If they claim the marriage allowance of £1,250 for 2019/20, Lauren’s personal allowance will fall to £11,250 (£12,500 – £1,250), while Joe’s personal allowance will increase to £13,750. Claiming the allowance will save them tax of £250 (£1,250 @ 20%) for 2019/20.
The allowance will still be effective where the partner with the lower income does not fully utilise the allowance, even if as a result, they have some tax to pay as a result of making the claim.
In 2018/19, Max has income of £11,000 and his wife Amy has income of £17,000. Claiming the marriage allowance will reduce Max’s personal allowance to £10,660, meaning he will pay tax of £68 ((£11,000 – £10,660) @ 20%). However, Amy’s personal allowance will increase to £13,040, saving her tax of £238. As a couple they are £170 better off (£238 – £68).
How to claim
The marriage allowance can be claimed online: see www.gov.uk/apply-marriage-allowance. Once a claim is made it will apply automatically for subsequent tax years, unless cancelled or circumstances claim. A claim can be backdated to include any tax year since 5 April 2015 for which the qualifying conditions are met.
The allowance can also be claimed for the year in which one partner dies.
Impact on tax codes
Where the marriage allowance is claimed, both the transferor’s and transferee’s tax code are amended as a result.
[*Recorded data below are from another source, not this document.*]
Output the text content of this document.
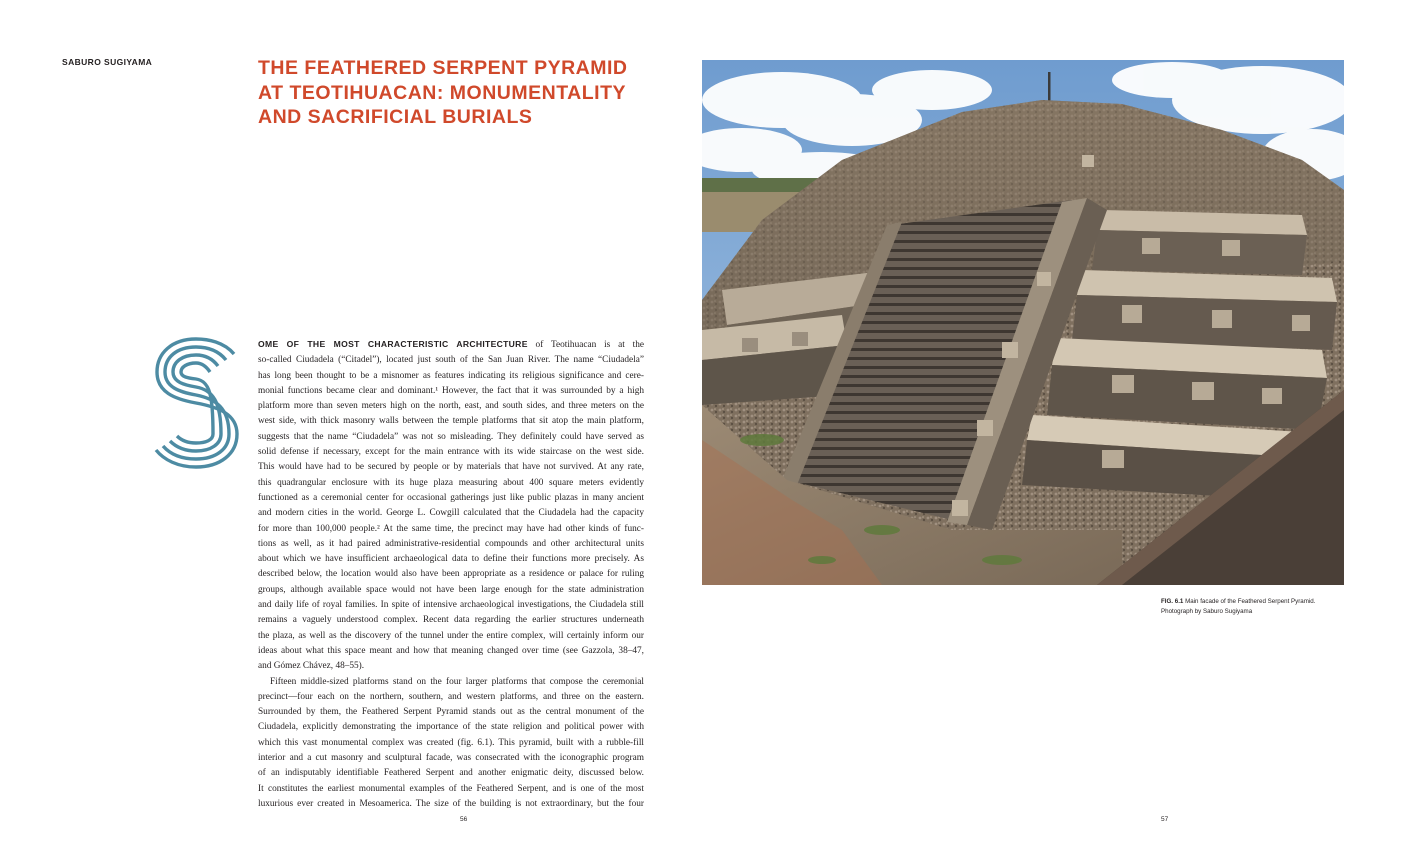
SABURO SUGIYAMA	THE FEATHERED SERPENT PYRAMID
AT TEOTIHUACAN: MONUMENTALITY
AND SACRIFICIAL BURIALS

OME OF THE MOST CHARACTERISTIC ARCHITECTURE of Teotihuacan is at the
so-called Ciudadela (“Citadel”), located just south of the San Juan River. The name “Ciudadela”
has long been thought to be a misnomer as features indicating its religious significance and cere-
monial functions became clear and dominant.¹ However, the fact that it was surrounded by a high
platform more than seven meters high on the north, east, and south sides, and three meters on the
west side, with thick masonry walls between the temple platforms that sit atop the main platform,
suggests that the name “Ciudadela” was not so misleading. They definitely could have served as
solid defense if necessary, except for the main entrance with its wide staircase on the west side.
This would have had to be secured by people or by materials that have not survived. At any rate,
this quadrangular enclosure with its huge plaza measuring about 400 square meters evidently
functioned as a ceremonial center for occasional gatherings just like public plazas in many ancient
and modern cities in the world. George L. Cowgill calculated that the Ciudadela had the capacity
for more than 100,000 people.² At the same time, the precinct may have had other kinds of func-
tions as well, as it had paired administrative-residential compounds and other architectural units
about which we have insufficient archaeological data to define their functions more precisely. As
described below, the location would also have been appropriate as a residence or palace for ruling
groups, although available space would not have been large enough for the state administration
and daily life of royal families. In spite of intensive archaeological investigations, the Ciudadela still
remains a vaguely understood complex. Recent data regarding the earlier structures underneath
the plaza, as well as the discovery of the tunnel under the entire complex, will certainly inform our
ideas about what this space meant and how that meaning changed over time (see Gazzola, 38–47,
and Gómez Chávez, 48–55).

Fifteen middle-sized platforms stand on the four larger platforms that compose the ceremonial
precinct—four each on the northern, southern, and western platforms, and three on the eastern.
Surrounded by them, the Feathered Serpent Pyramid stands out as the central monument of the
Ciudadela, explicitly demonstrating the importance of the state religion and political power with
which this vast monumental complex was created (fig. 6.1). This pyramid, built with a rubble-fill
interior and a cut masonry and sculptural facade, was consecrated with the iconographic program
of an indisputably identifiable Feathered Serpent and another enigmatic deity, discussed below.
It constitutes the earliest monumental examples of the Feathered Serpent, and is one of the most
luxurious ever created in Mesoamerica. The size of the building is not extraordinary, but the four

FIG. 6.1 Main facade of the Feathered Serpent Pyramid.
Photograph by Saburo Sugiyama
56	57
A code with a ‘M’ suffix denotes that the individual has received the marriage allowance, whereas a ‘N’ suffix denotes that the individual has transferred 10% of their personal allowance to their spouse or civil partner.
In the above example, Lauren would have a tax code of 1066N for 2018/19, while Joe’s tax code would be 1,304M. For 2019/20, Lauren’s tax code would be 1125N, while Joe’s tax code would be 1375M.